Maternity Nursing: Intrapartum Q 33



A nurse is caring for a client in labor and is monitoring the fetal heart rate patterns. The nurse notes the presence of episodic accelerations on the electronic fetal monitor tracing. Which of the following actions is most appropriate?
  
     A. Document the findings and tell the mother that the monitor indicates fetal well-being.
     B. Take the mother’s vital signs and tell the mother that bed rest is required to conserve oxygen.
     C. Notify the physician or nurse-midwife of the findings.
     D. Reposition the mother and check the monitor for changes in the fetal tracing.
    
    

Correct Answer: A. Document the findings and tell the mother that the monitor indicates fetal well-being.

Accelerations are transient increases in the fetal heart rate that often accompany contractions or are caused by fetal movement. Episodic accelerations are thought to be a sign of fetal-well being and adequate oxygen reserve.

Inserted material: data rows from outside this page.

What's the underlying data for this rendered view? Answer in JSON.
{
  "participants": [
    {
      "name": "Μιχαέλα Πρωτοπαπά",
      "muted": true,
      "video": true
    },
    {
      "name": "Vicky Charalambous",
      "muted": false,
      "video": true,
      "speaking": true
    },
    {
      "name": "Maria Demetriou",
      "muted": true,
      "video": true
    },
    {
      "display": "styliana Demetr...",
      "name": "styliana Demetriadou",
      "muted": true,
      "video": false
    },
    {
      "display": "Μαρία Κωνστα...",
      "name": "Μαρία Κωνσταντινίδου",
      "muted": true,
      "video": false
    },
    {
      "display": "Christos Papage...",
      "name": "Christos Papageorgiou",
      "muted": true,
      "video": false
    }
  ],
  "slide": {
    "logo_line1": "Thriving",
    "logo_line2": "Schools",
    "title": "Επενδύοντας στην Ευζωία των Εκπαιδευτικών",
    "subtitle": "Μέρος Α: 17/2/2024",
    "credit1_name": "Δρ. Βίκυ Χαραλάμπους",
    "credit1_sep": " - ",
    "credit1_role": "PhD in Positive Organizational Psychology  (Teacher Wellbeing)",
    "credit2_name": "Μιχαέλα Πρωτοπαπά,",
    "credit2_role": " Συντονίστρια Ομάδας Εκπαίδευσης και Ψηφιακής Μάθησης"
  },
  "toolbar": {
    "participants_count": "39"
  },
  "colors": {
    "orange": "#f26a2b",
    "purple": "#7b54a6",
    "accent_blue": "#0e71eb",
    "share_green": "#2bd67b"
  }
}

Option B: Inform the mother that they are usually associated with fetal movement, vaginal examinations, uterine contractions, umbilical vein compression, fetal scalp stimulation or even external acoustic stimulation. The presence of accelerations is considered a reassuring sign of fetal well-being.
Option C: Accelerations are the basis for the nonstress test (NST). The presence of at least two accelerations, each lasting for 15 or more seconds above baseline and peaking at 15 or more bpm, in a 20-minute period is considered a reactive NST.
Option D: The FHR is controlled by the autonomic nervous system. The inhibitory influence on the heart rate is conveyed by the vagus nerve, whereas excitatory influence is conveyed by the sympathetic nervous system. Progressive vagal dominance occurs as the fetus approaches term and, after birth, results in a gradual decrease in the baseline FHR. Stimulation of the peripheral nerves of the fetus by its own activity (such as movement) or by uterine contractions causes acceleration of the FHR.